Hier, le Pape François, dans la prière du Regina coeli, rappelait aujourd´hui, 24 mai, que « les fidèles catholiques en Chine, célébreront demain  la Fête de la très Sainte Vierge Marie, Secours des chrétiens  et Patronne céleste de leur pays ». 

Cette fête établie en 2007 par Benoit XVI, célèbre que « la Mère du Seigneur et  de l´Église est vénérée avec une dévotion particulière au sanctuaire de Sheshan, à Shanghai, et elle est invoquée assidûment par les familles chrétiennes, dans les épreuves et dans les espérances de la vie de chaque jour. Qu´il est bon et nécessaire que les membres d´une famille et d´une communauté chrétienne soient chaque fois plus unis dans l´amour et dans la foi ! », disait le Pape François. « Pour cela je vous invite à accompagner avec une fervente prière les fidèles chrétiens en Chine, nos chers frères et sœurs, que je porte dans le plus profond de mon cœur. Que l´Esprit Saint,  protagoniste de la mission de l´Église dans le monde, les guide et aide à être des porteurs de la bonne nouvelle, témoins de bonté et charité, constructeurs de justice et de paix dans leur patrie ».

Depuis la prise du pouvoir par les communistes en Chine en 1949, le pays n´a pas maintenu des relations diplomatiques officielles avec le Saint Siège. Parmi les points de discorde est que la Chine exige au Vatican de couper ses contacts avec le Taiwan et, surtout la question de la nomination des évêques. En septembre 2018, le Saint Siège conclut  un accord provisoire avec Pékin, avec  lequel le Pape François leva  les excommunions  de plusieurs évêques sacrés sans son accord mais reconnus par les autorités chinoises.  Pour sa part, Pékin a reconnu uniquement un petit nombre des ceux qu´on appelait évêques de l´Église clandestine.  Des 101 évêques chinois actuels, uniquement 36 sont clandestins.

Selon diverses informations, plusieurs membres du clergé ont été  arrêtés en Chine ces dernières semaines.

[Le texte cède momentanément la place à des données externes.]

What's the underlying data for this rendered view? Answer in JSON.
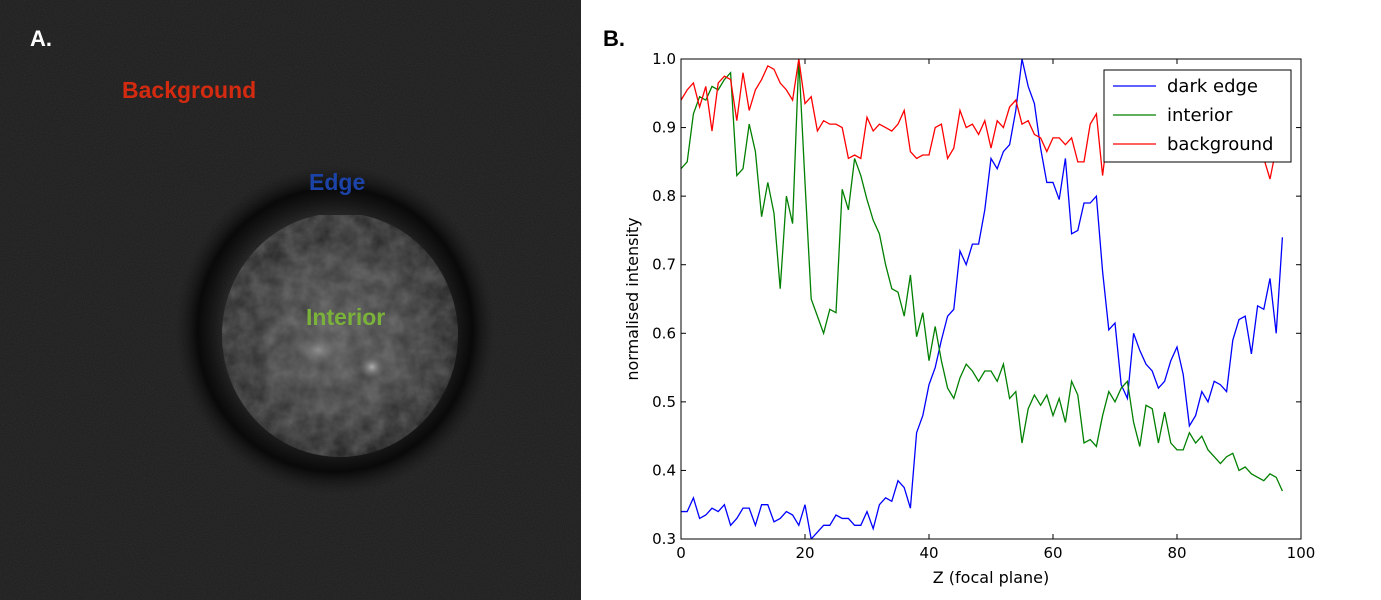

La  police a détenu le préfet apostolique de Xinxiang, Mgr Joseph Zhang Weizhu, de 63 ans, sept prêtres et dix séminaristes. La préfecture de Xinxiang n´est pas reconnue par les autorités chinoises,  c´est pourquoi les activités des prêtres et des laïcs qui sont en relation avec elle, sont considérés des activités criminelles.

Comme dénonçait l’évêque de Bamberg en Allemagne, Mgr. Ludwig Schick, il y a un effort décidé par les autorités chinoises pour que les enfants et jeunes n´approchent pas la religion. « Chaque fois en plus des lieux, les autorités chinoises  interdisaient  systématiquement que les mineurs entrent en contact avec la religion. Les interdictions qui ont existé pendant longtemps, maintenant on est en train de les appliquer en tous les niveaux de la Chine ». On a retiré tous les  symboles religieux des orphelinats catholiques et on a pris plus de mesures du même type en une lutte pour le leadership contre les religions, spécialement contre les églises chrétiennes, mais aussi contre les musulmans ».